Uma decisão do Superior Tribunal de Justiça (STJ) favorável à Procuradoria-Geral da Fazenda Nacional (PGFN) reforçou o entendimento de que operações societárias realizadas dentro do mesmo grupo econômico não podem gerar dedução fiscal de ágio quando não há comprovação de pagamento efetivo.
O caso analisado pela Corte envolve uma empresa do setor de transporte que buscava deduzir o valor do ágio registrado em uma operação de incorporação reversa entre sociedades pertencentes ao mesmo grupo. O objetivo da dedução era reduzir as bases de cálculo do Imposto de Renda da Pessoa Jurídica (IRPJ) e da Contribuição Social sobre o Lucro Líquido (CSLL).
Com a decisão, foi mantido o entendimento de instâncias anteriores que impediram o aproveitamento desse benefício fiscal.
Entenda a operação analisada
A controvérsia discutida no processo envolve a chamada incorporação reversa, estrutura societária em que uma empresa assume outra entidade que, em geral, possui pouca ou nenhuma atividade operacional relevante.
No caso analisado, o debate jurídico girou em torno da possibilidade de amortização de ágio originado em transações realizadas entre empresas do mesmo grupo econômico, prática conhecida como ágio interno.
Em operações de mercado, o ágio representa o valor pago acima do patrimônio líquido de uma empresa, geralmente justificado pela expectativa de geração de resultados futuros. Esse valor pode ser amortizado e impactar a apuração de tributos quando há comprovação de pagamento efetivo.

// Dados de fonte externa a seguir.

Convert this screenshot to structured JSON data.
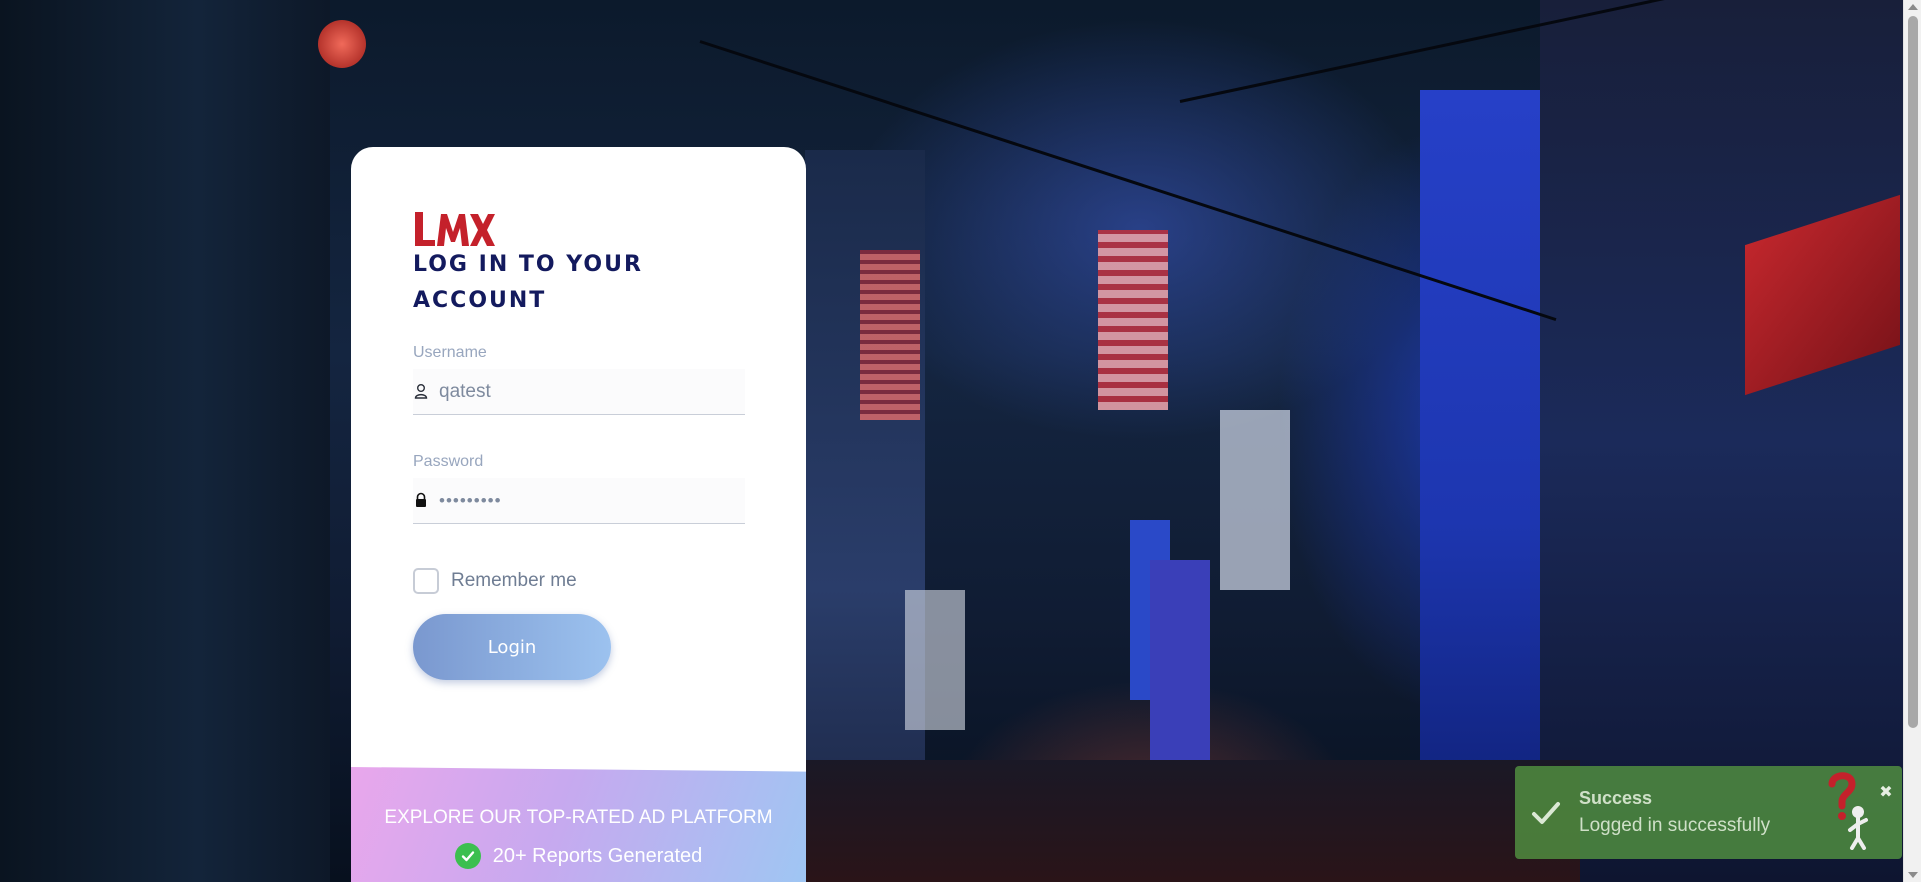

Argumentos da Fazenda Nacional
Durante o julgamento, a Procuradoria-Geral da Fazenda Nacional sustentou que a operação analisada teria sido estruturada com o objetivo de reduzir artificialmente a carga tributária.
Segundo a PGFN, a amortização do ágio exige que tenha havido transferência real de recursos financeiros na aquisição da empresa. Quando essa movimentação não ocorre, o benefício fiscal não pode ser aplicado.

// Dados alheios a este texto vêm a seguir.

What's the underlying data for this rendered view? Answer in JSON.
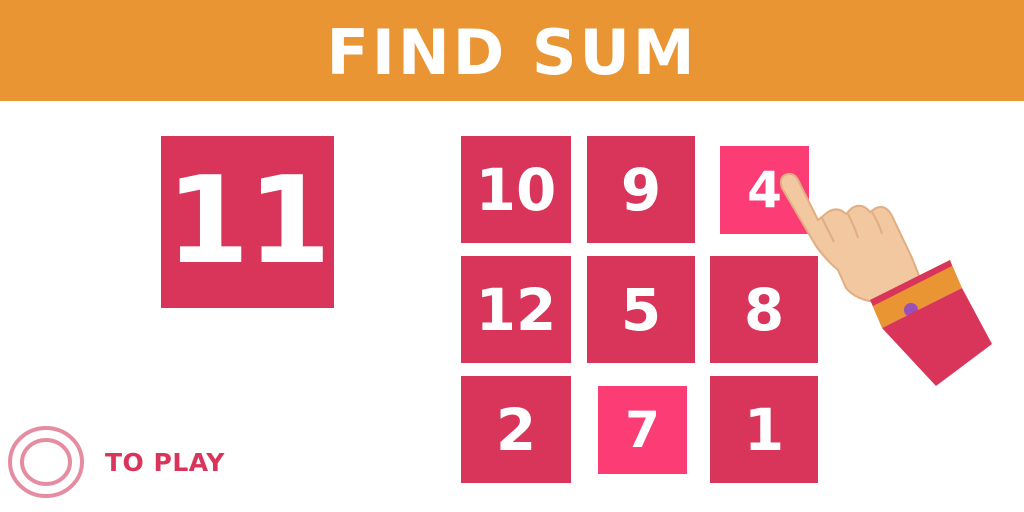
{
  "header": {
    "title": "FIND SUM"
  },
  "target": {
    "value": "11"
  },
  "grid": {
    "tiles": [
      {
        "value": "10",
        "selected": false
      },
      {
        "value": "9",
        "selected": false
      },
      {
        "value": "4",
        "selected": true
      },
      {
        "value": "12",
        "selected": false
      },
      {
        "value": "5",
        "selected": false
      },
      {
        "value": "8",
        "selected": false
      },
      {
        "value": "2",
        "selected": false
      },
      {
        "value": "7",
        "selected": true
      },
      {
        "value": "1",
        "selected": false
      }
    ]
  },
  "play": {
    "label": "TO PLAY"
  },
  "colors": {
    "header_bg": "#ea9534",
    "tile": "#d9345a",
    "tile_selected": "#fc3c74",
    "play_ring": "#e68ca0"
  },
  "icons": {
    "hand": "pointing-hand-icon",
    "play": "double-ring-icon"
  }
}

A Procuradoria também defendeu que a estrutura societária analisada no processo configuraria uma forma de planejamento tributário abusivo.
Relator destacou ausência de provas
Ao analisar o caso, o ministro relator do processo no STJ entendeu que os elementos apresentados não demonstraram de forma suficiente que houve pagamento efetivo capaz de justificar o registro do ágio.
O magistrado também ressaltou que o reexame das provas produzidas no processo não é permitido nessa fase de julgamento, conforme entendimento consolidado da Corte.
Dessa forma, foi mantida a decisão que impede a dedução do ágio na apuração do IRPJ e da CSLL.
Discussão sobre ágio interno continua no Judiciário
A decisão reforça a posição que vem sendo adotada em parte da jurisprudência sobre a impossibilidade de amortização de ágio quando ele é gerado em operações realizadas dentro do mesmo grupo econômico e sem comprovação de pagamento.
Especialistas apontam que disputas envolvendo ágio interno continuam sendo tema recorrente no contencioso tributário brasileiro, especialmente em processos relacionados a reestruturações societárias e planejamento tributário.